- Destekli Tek Bacak Squat hangi kasları çalıştırır?
- Bu egzersiz öncelikli olarak üst bacak kaslarını, özellikle quadriceps’i hedefler. İkincil olarak kalça (glute), baldır ve karın kasları da aktif olarak çalışır. Denge gerektirdiği için core bölgesi de güçlenir.
- Destekli Tek Bacak Squat için hangi ekipmanlar gerekir, alternatif olarak ne kullanılabilir?
- Genellikle sağlam bir bar veya paralel tutma yeri kullanılır. Evde yapılırken kapı kenarı, duvar veya sabit bir sandalye de güvenli destek sağlayabilir. Önemli olan desteğin kaymaz ve sağlam olmasıdır.
- Bu egzersiz başlangıç seviyesindeki sporcular için uygun mu?
- Destekli versiyon, tek bacak squat’a yeni başlayanlar için idealdir çünkü dengeyi korumayı kolaylaştırır. Doğru formda ve kısa tekrarlarla başlanmalı, güç ve esneklik arttıkça tekrar sayısı yükseltilmelidir.

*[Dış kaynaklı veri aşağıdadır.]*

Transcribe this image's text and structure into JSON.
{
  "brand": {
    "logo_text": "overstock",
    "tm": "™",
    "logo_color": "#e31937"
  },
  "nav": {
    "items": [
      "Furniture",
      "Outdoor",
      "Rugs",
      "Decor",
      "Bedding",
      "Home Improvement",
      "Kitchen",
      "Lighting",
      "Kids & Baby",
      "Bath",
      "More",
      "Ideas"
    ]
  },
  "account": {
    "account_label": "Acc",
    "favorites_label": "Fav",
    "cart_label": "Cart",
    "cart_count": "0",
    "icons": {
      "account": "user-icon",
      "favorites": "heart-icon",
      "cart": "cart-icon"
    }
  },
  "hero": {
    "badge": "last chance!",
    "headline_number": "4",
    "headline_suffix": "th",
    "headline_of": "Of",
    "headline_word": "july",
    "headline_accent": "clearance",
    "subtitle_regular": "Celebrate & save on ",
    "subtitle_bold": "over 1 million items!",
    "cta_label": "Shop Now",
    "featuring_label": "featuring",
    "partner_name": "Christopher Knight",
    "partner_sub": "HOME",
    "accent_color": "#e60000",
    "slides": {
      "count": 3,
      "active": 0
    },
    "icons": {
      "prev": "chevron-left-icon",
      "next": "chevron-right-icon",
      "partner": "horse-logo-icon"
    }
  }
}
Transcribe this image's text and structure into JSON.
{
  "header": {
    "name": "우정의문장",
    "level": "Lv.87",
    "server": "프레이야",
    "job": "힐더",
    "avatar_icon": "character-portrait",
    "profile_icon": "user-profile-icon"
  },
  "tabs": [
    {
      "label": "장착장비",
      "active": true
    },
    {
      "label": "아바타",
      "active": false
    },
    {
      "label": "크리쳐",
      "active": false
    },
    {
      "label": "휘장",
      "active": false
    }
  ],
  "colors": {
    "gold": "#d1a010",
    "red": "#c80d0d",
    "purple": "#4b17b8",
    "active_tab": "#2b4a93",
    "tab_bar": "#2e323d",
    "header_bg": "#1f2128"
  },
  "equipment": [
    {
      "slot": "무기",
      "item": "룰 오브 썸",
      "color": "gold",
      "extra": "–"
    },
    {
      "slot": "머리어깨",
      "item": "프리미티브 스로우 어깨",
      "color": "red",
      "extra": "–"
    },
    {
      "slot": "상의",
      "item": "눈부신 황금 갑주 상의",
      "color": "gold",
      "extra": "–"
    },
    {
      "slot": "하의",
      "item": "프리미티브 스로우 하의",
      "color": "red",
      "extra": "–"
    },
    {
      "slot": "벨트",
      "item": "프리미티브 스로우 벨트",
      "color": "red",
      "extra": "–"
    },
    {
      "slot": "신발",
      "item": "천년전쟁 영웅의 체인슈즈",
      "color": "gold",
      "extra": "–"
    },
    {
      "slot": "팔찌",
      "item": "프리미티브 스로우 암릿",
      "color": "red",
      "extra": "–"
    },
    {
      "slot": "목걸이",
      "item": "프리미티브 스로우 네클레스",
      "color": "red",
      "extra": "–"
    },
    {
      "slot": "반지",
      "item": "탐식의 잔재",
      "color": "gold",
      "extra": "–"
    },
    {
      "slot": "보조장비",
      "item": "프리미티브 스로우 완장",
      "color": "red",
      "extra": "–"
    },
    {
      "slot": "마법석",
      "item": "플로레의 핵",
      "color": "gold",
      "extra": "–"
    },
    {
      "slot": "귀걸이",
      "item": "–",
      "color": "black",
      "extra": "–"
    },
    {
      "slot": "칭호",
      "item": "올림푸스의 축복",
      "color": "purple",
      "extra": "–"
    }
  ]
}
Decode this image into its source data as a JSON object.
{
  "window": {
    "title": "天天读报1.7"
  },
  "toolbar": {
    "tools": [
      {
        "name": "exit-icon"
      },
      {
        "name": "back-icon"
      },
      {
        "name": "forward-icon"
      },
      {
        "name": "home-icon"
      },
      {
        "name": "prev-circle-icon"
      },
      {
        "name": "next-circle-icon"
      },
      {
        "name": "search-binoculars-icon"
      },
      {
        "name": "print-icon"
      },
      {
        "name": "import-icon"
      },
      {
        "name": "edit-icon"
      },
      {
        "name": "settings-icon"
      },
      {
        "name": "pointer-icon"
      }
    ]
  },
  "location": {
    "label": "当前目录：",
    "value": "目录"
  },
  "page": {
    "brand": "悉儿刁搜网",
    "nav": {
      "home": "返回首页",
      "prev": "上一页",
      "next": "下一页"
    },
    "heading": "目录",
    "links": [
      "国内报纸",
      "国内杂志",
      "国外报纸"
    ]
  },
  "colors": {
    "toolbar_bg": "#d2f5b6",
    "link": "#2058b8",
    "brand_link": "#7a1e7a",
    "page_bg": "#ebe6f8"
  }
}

- Destekli Tek Bacak Squat yaparken en sık yapılan hatalar nelerdir?
- En yaygın hatalar dizin ileriye fazla gitmesi, sırtın kamburlaşması ve destek noktasına fazla yüklenmektir. Form bozulmaması için göğüs dik, sırt nötr pozisyonda ve dizler ayak hizasında tutulmalıdır.
- Destekli Tek Bacak Squat için önerilen set ve tekrar sayısı nedir?
- Başlangıç seviyesinde 3 set x 8-10 tekrar idealdir. Daha ileri seviyede tekrar sayısı 12-15’e çıkarılabilir ve hareket yavaşlatılarak kas kontrolü artırılabilir.
- Bu egzersizi yaparken nelere dikkat ederek sakatlanma riskini azaltabilirim?
- Isınmadan başlamamak, yavaş ve kontrollü hareket etmek ve diz eklemine aşırı yük bindirmemek önemlidir. Desteği sağlam tutmak ve bacak değiştirme sırasında dengeyi sağlamak sakatlanma riskini azaltır.
- Destekli Tek Bacak Squat’ın farklı varyasyonları var mı?
- Desteğin yüksekliğini azaltarak veya tek bacağı daha fazla öne uzatarak zorluk artırılabilir. Ayrıca plié squat açısıyla ya da ağırlık ekleyerek farklı kas gruplarını daha yoğun çalıştırmak mümkündür.